Organs To Orchestrelles - The Musical Museum In Brentford Re-opens

By 24 Hour Museum Staff | 14 November 2007
photo of a gallery with many instruments including a large pipe organ

The Musical Museum is home to a wide-ranging collection of instruments from organs to musical boxes. Courtesy The Musical Museum

Brentford’s unusual museum of automated musical instruments, the Musical Museum, is re-opening in new purpose-built premises on the Hounslow suburb’s High Street.

The official re-opening will take place on November 27 2007, but sneak previews are available over the weekend of November 24-25, when the Friends of the museum will also hold a fundraising sale of memorabilia and ephemera.

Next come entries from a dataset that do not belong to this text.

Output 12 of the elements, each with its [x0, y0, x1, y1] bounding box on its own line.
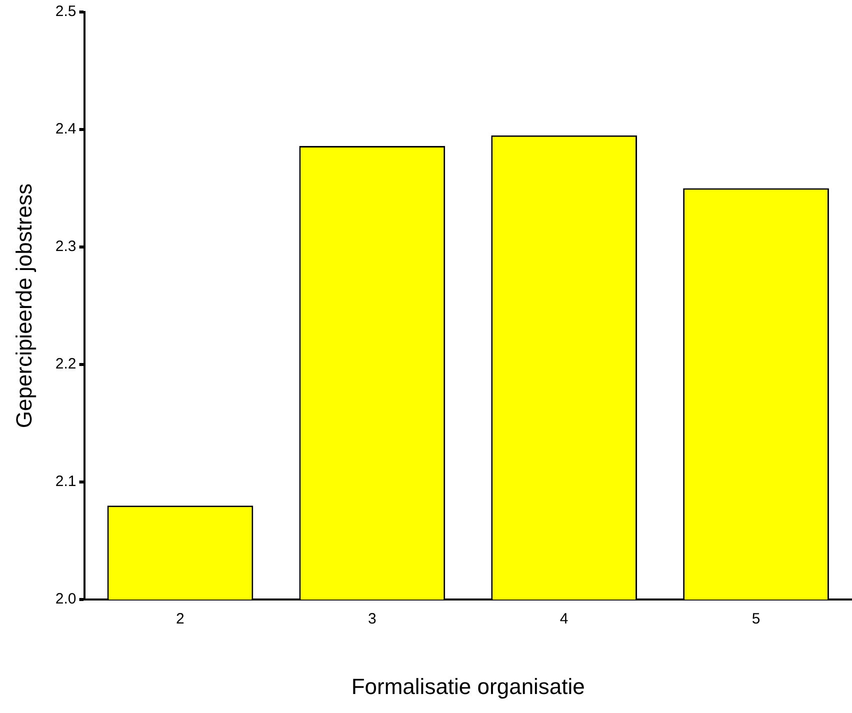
x-axis-title: Formalisatie organisatie — [351, 674, 585, 699]
y-tick-label: 2.2 — [55, 356, 76, 373]
x-tick-label: 3 — [368, 610, 376, 628]
x-tick-label: 5 — [752, 610, 760, 628]
y-axis-title: Gepercipieerde jobstress — [11, 184, 36, 428]
y-tick-label: 2.4 — [55, 120, 76, 138]
y-tick-label: 2.3 — [55, 238, 76, 256]
x-tick-label: 4 — [560, 610, 568, 628]
y-tick-label: 2.5 — [55, 3, 76, 20]
x-tick-label: 2 — [176, 610, 184, 628]
y-tick-label: 2.0 — [55, 590, 76, 608]
y-tick-label: 2.1 — [55, 473, 76, 490]
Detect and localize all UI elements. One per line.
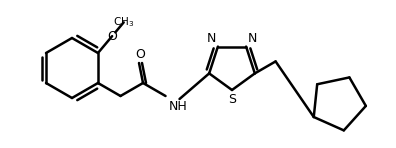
- Text: N: N: [207, 32, 216, 45]
- Text: NH: NH: [169, 100, 187, 113]
- Text: O: O: [135, 48, 145, 61]
- Text: S: S: [228, 93, 236, 106]
- Text: O: O: [107, 30, 117, 43]
- Text: CH$_3$: CH$_3$: [113, 15, 134, 29]
- Text: N: N: [248, 32, 257, 45]
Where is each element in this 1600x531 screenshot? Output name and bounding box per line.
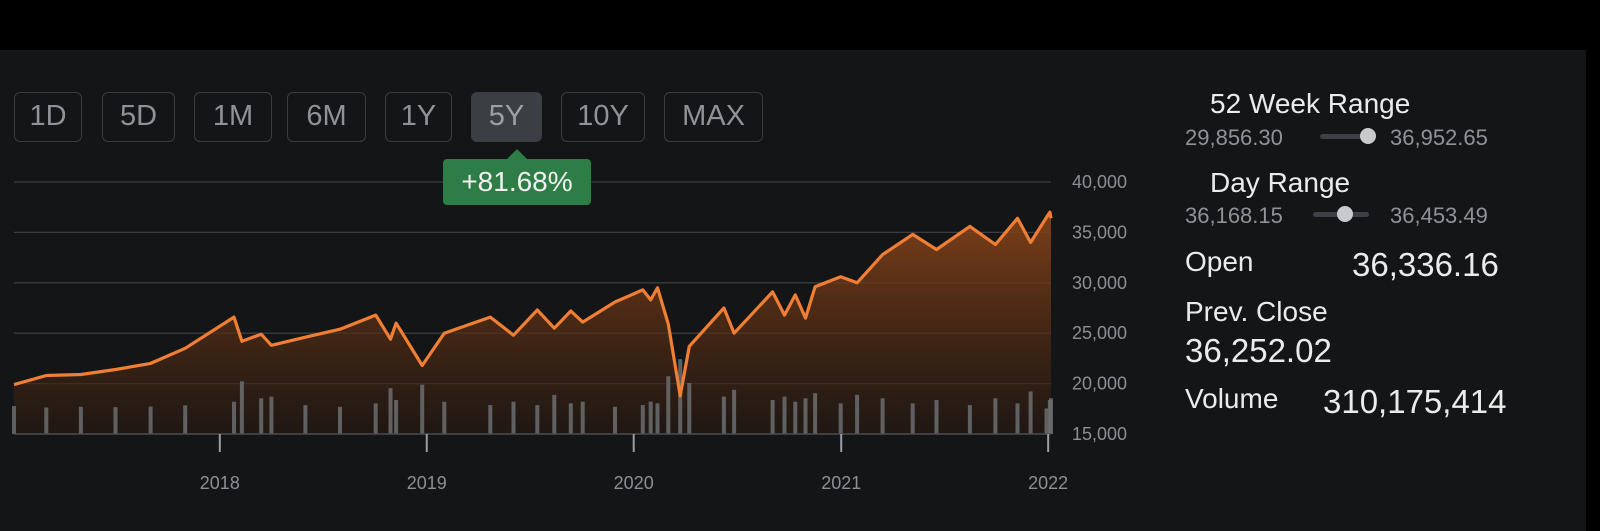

“We are thrilled to finally be opening our doors to visitors,” said Michael Ryder, Chairman of the museum. “We moved out of St George’s Church in Brentford High Street, our original home for 43 years, in June 2006. And what a sight that was as volunteers took on the arduous task of moving well over 40 tons of instruments and equipment by van and by pushing them along Brentford High Street.”

“Since then we have been on a true roller-coaster ride,” he said, explaining a series of hiccups with building contractors, and the challenge of getting the giant lift, which can hold up to 50 people, constructed.

“At times we have felt a little like the characters in that Flanders and Swann song, ‘The Gas Man Cometh’, as we have lurched from one drama to another!”

photo of a grand Wurlitzer organ

The Wurlitzer rises in a grand auditorium. Courtesy The Musical Museum

Until now the museum has always been staffed by volunteers. Now there's a newly-appointed General Manager, Dave Gibson, and over the next few months there will be a new education officer and other staff.

The museum contains one of the foremost collections of automatic musical instruments in the world, from the tiniest of clockwork musical boxes to the self-playing Mighty Wurlitzer. Other items on display include sophisticated reproducing pianos, orchestrions, orchestrelles, residence organs, violin players and historic musical rolls.

The second floor of the new museum houses a concert hall with seating for 230, complete with stage and orchestra pit from which a Wurlitzer console will rise to entertain visitors, just as in the cinemas of the 1930s.

“I would like to thank all; the Heritage Lottery Fund (who awarded the Museum £1,853,000); volunteers; Friends; and the London Borough of Hounslow for the tremendous support they have given us over the past two years,” added Mr Ryder.

“Now we can all enjoy the fruits of our labours and turn our attention to enthusing visitors of all ages about the history and delights of automatic musical instruments.”

There will be a grand opening of the museum in spring 2008.